私が頭の中でぐるぐると思考を巡らせていると、ミミが口を開いた。
「まだ覚醒前だから」
「…………カクセイマエ?」
スネークマンに関して新たな情報じゃん……。
固まったまま言葉を発する私にミミは丁寧に説明してくれた。
「私たちスネークマンは従者の種族。主を見つけ出し忠誠を誓い、仕えることで力を得る。主に従うことで強くなるということです。我々は主を裏切ることは許されない。契約に反することに」
「え、ちょっと、まって。じゃあ、かつての王がスネークマンの脅威に震えて、殲滅命令を出したっていうのは……!?」
「当時の王がスネークマンという存在をちゃんと理解していなかっただけです。私たちは決して「主」になることはないし、その座を狙うこともない。その代わり、力が与えられるんです」
……なるほどね。権力者の愚かな判断って聞くに堪えない。
あれ? なんかさっき、しれっと忠誠を誓われていたような……。
「それで、まだ主は見つかっていない?」
「……ようやく見つけました」
やっぱり私じゃん……!!
ミミは一片の曇りなき目を私に向ける。思わず私は頭を抱えて「なんてこったい」と声を発した。
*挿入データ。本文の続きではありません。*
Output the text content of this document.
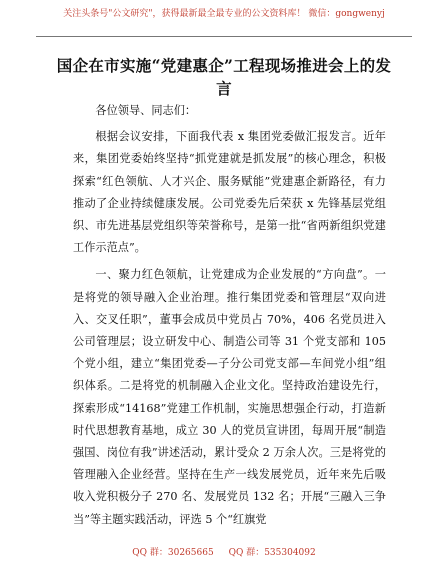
关注头条号"公文研究"，获得最新最全最专业的公文资料库！ 微信：gongwenyj
国企在市实施“党建惠企”工程现场推进会上的发言

各位领导、同志们：

根据会议安排，下面我代表 x 集团党委做汇报发言。近年来，集团党委始终坚持“抓党建就是抓发展”的核心理念，积极探索“红色领航、人才兴企、服务赋能”党建惠企新路径，有力推动了企业持续健康发展。公司党委先后荣获 x 先锋基层党组织、市先进基层党组织等荣誉称号，是第一批“省两新组织党建工作示范点”。

一、聚力红色领航，让党建成为企业发展的“方向盘”。一是将党的领导融入企业治理。推行集团党委和管理层“双向进入、交叉任职”，董事会成员中党员占 70%，406 名党员进入公司管理层；设立研发中心、制造公司等 31 个党支部和 105 个党小组，建立“集团党委—子分公司党支部—车间党小组”组织体系。二是将党的机制融入企业文化。坚持政治建设先行，探索形成“14168”党建工作机制，实施思想强企行动，打造新时代思想教育基地，成立 30 人的党员宣讲团，每周开展“制造强国、岗位有我”讲述活动，累计受众 2 万余人次。三是将党的管理融入企业经营。坚持在生产一线发展党员，近年来先后吸收入党积极分子 270 名、发展党员 132 名；开展“三融入三争当”等主题实践活动，评选 5 个“红旗党

QQ 群：30265665 QQ 群：535304092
スネークマンに会えたのはものすごく嬉しいけど、彼女の主になるのはまた話が違う。私には責任感とかそういうももは一切ない。一人で自由に生きたいの……!!
「なんでそんなに嫌そうなんだよ」
レイが私とミミの会話に割り込んでくる。
逆になんで嫌じゃないの?
そう聞き返したかったけど、またレイと言い合いになるのが面倒なので飲み込んだ。
「守るべきものが増えるってことだよ?」
「お前が守られる対象だろ」
「馬鹿ね」
私は呆れたようにレイを睨んだ。